At the Cross her station keeping,
stood the mournful Mother weeping,
close to her Son to the last.
Through her heart, His sorrow sharing,
all His bitter anguish bearing,
now at length the sword has passed.
Stabat Mater
Tonight in 1967, the US TV science fiction series Star Trek, which was gathering low ratings at the time, screened the episode ‘Amok Time’. It featured for the first time Spock’s famous Vulcan salute, with the middle fingers parted to form a V shape. Leonard Nimoy, the Jewish actor who played Spock, had seen the gesture as a boy at synagogue, given during the priestly blessing found in the book of Numbers, chapter 6.
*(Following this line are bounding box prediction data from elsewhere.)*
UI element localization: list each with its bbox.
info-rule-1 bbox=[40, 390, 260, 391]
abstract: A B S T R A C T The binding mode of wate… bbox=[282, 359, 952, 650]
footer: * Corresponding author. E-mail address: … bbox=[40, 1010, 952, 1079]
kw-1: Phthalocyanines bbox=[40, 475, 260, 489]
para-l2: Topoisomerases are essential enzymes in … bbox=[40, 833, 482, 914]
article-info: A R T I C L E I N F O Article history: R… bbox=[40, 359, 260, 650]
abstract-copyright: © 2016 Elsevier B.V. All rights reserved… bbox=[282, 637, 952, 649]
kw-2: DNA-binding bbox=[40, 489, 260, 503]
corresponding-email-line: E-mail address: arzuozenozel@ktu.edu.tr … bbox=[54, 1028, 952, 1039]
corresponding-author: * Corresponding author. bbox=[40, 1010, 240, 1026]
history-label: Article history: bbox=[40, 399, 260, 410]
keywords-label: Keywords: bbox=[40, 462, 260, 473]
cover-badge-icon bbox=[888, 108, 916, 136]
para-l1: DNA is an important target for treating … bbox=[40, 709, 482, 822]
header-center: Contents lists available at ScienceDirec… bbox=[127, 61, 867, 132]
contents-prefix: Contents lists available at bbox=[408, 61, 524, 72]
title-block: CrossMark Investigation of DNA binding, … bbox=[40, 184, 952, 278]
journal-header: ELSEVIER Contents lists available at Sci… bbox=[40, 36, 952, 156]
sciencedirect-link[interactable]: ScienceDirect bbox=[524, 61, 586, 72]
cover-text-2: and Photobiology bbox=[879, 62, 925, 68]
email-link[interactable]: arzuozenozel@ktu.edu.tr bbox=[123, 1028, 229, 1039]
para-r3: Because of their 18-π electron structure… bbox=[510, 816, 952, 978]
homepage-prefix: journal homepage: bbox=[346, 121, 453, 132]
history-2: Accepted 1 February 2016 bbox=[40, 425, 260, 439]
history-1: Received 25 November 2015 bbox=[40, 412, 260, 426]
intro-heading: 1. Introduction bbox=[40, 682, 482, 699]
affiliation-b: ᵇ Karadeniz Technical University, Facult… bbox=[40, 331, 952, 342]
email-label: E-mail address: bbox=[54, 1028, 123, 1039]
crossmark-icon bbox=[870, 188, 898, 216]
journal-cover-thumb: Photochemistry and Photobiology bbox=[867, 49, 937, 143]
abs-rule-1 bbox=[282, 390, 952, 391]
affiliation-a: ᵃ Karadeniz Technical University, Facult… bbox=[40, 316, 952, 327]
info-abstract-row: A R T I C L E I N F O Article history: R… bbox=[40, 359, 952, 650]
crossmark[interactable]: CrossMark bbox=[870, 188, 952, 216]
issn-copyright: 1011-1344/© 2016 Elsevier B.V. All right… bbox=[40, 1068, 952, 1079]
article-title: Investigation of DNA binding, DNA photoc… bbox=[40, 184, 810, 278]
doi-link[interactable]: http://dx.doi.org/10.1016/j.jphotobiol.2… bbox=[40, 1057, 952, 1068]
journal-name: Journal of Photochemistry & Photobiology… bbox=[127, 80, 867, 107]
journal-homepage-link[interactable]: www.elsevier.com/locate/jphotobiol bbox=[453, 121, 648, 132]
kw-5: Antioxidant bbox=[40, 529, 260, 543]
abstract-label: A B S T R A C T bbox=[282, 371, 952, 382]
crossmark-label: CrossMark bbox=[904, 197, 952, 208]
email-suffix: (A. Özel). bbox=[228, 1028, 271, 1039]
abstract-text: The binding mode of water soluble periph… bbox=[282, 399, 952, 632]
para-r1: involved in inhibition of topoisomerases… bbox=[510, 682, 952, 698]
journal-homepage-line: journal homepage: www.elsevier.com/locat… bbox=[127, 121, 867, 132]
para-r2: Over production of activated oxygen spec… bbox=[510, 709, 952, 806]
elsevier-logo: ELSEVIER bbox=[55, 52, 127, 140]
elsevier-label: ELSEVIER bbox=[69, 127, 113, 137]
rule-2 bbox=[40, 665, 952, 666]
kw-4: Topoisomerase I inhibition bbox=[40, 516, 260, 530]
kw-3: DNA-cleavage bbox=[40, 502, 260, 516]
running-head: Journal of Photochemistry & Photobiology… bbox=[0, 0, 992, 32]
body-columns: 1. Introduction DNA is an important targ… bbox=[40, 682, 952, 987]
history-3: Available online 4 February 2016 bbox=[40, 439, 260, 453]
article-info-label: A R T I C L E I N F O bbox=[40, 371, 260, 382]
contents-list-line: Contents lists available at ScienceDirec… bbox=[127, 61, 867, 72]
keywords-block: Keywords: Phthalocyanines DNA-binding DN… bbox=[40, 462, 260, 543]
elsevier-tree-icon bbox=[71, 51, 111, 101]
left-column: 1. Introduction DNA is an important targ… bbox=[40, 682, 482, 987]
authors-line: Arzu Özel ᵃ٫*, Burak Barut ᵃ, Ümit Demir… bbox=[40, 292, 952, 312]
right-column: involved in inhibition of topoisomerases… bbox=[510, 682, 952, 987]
St Ewostatewos, a revered monastic leader in Ethiopian Orthodoxy, died today in 1352 in exile in Armenia. He was a big advocate of a two-day sabbath, wanting believers to observe a little sabbath on Saturdays, in honour of the law of Moses, and a big sabbath on Sundays, in celebration of the resurrection of Christ. His view brought him and his followers into conflict with other Church leaders, but 100 years after his death, the two sabbaths were finally adopted as a feature of Ethiopian Church worship.
Arthur Hallam, a close friend of the Victorian poet Alfred Tennyson, died today in 1833. Hallam, 22 years old, suffered a stroke while he was in Vienna, travelling with his father. His death prompted Tennyson’s great outpouring of grief, In Memoriam, one of the greatest poems of the Victorian period, and a personal favourite of Queen Victoria.
Ring out the old, ring in the new,
Ring, happy bells, across the snow:
The year is going, let him go;
Ring out the false, ring in the true.
Ring out the grief that saps the mind,
For those that here we see no more;
Ring out the feud of rich and poor,
Ring in redress to all mankind.
Alfred Tennyson, In Memoriam
It is the feast of St Catherine of Genoa, a wealthy woman who was converted in her 20s to a life of caring for the sick in the hospital of Genoa, in north-eastern Italy. She died today in 1510.
September 15th used to be the feast day for a miraculous painting known as Saint Dominic in Soriano, which was kept in a friary in Soriano Calabro in the toe of Italy. The painting, a portrait of St Dominic, was famous for producing healings and casting out demons. According to legend, it was personally delivered to the friary in the early 16th century by three mysterious and beautiful women, who turned out to be none other than the Virgin Mary and her two sidekicks, Mary Magdalene and St Catherine. The painting was probably destroyed in an earthquake in the 1780s.